Quantum computing used to be in the realm of imaginative technology of the future reserved only for sci-fi movies. However, the future is not so far away anymore, which is a problem when it comes to quantum computing and its associated security risks. Quantum computers will be 158 million times faster than the most sophisticated supercomputer today at solving complex computations in a trivial amount of time that ‘classic’ computers may take many years to complete.
In fact, a quantum computer can do in four minutes what it would take a traditional supercomputer 10,000 years to accomplish. Much of the encryption used to secure sensitive data today relies on this time discrepancy, utilizing complex math problems that ‘classic computers’ can easily calculate in a forward direction, but aren’t able to decipher in reverse. This includes the concept of factorization, which is used in most symmetric encryption. Quantum computers, however, can solve these problems rapidly, enabling them to decrypt otherwise inaccessible data.
While quantum computers with capabilities that could be leveraged for widespread use are not commercially available yet, within the next 5-10 years, they likely will be, making quantum technology a very real threat to encryption algorithms that rely on asymmetric encryption. Soon enough, top secret and secure data could be widely available on the Dark Web, chat forums and beyond. The implications of this are very concerning in both the public and private sectors, considering the amount of sensitive and classified data they hold.
In the near term, the most relevant (and arguably the most dangerous) threat is the disclosure risk of nation-state-level secrets. In the public sector, classified and top-secret government documents and intelligence are vulnerable to encryptions that can be broken by quantum computers and typically remain classified for long periods of time. Communications involving classified information are likely already being captured, even if bad actors cannot currently decrypt them.
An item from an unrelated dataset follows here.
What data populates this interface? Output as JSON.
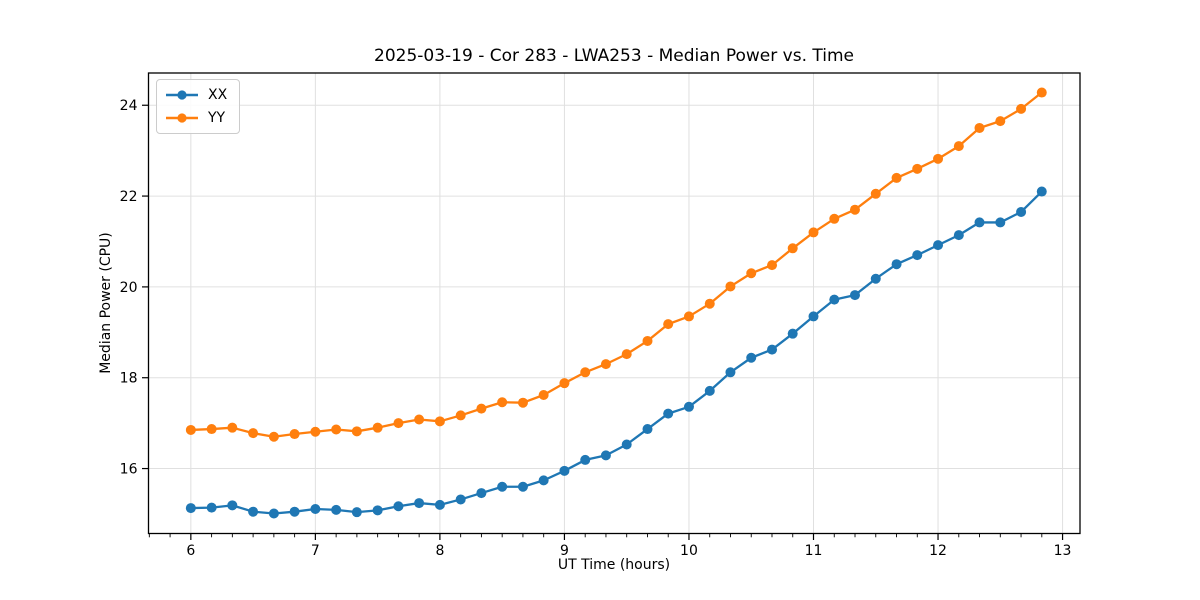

This ‘capture now break at leisure’ ethos creates a daunting fate down the road as quantum will be able to compromise this pre-captured traffic with ease.
In a memorandum from the White House published in May 2022, the Biden administration highlighted that amongst quantum’s vast applications for positive innovation lies a “threat to the public-key cryptography used on digital systems across the United States and around the world in essential industries.”
For the private sector, trade secrets, intellectual property, financial data and more – not to mention much of our nation’s critical infrastructure, which is supplied via the private sector – are at the same risk if a bad actor gets their hands on quantum computing capabilities.
Communications and internet service platforms will need to move first to ensure the interoperability of systems and to protect the deployed infrastructure based on PKI certificates that will become vulnerable. Even personal user data is at increasing risk as quantum technologies become more available.
It is clear that in the race to defend against the immense security risks of quantum computing, we, as the defenders, are behind. Quantum is making leaps forward in capability and narrowing the time to the commercial market, and the cyber industry is lagging considerably behind – but it is not too late to be the tortoise that beat the hare.
The security profession, especially nation-state security services, has long recognized the potential threat that quantum computing brings and is beginning to develop quantum-resilient algorithms that will provide the requisite protections. One of the global leaders in this effort is the National Institute of Standards and Technology (NIST) in the United States, which is running competitions to select quantum-safe/post-quantum crypto algorithms.
In July 2022, NIST announced its first four quantum-resistant cryptographic algorithms. However, with an early frontrunner algorithm failing against traditional computers, selected algorithms must be resilient to both classic and quantum computers. Additionally, in December 2022, President Biden signed the Quantum Computing Cybersecurity Preparedness Act into law to prioritize federal agencies’ acquisition of and migration to IT systems with post-quantum cryptography. Similar efforts are taking place in Europe with the ETSI’s post-quantum focus. Future product development will have to utilize these quantum-resilient algorithms and be designed for this new reality. Additionally, existing products and infrastructure will need to be updated as these algorithms are released.
While government agencies should continue to provide guidance and take action to prepare for a post-quantum world, education across the security industry and beyond is imperative in the race against the complex cyber challenges brought about by quantum. Upleveling the workforce’s understanding of quantum across the public and private sectors should be a concerted effort. Education should spotlight quantum’s capabilities to develop new product categories and solve complex problems while emphasizing the potentially devastating risks we must be prepared to thwart.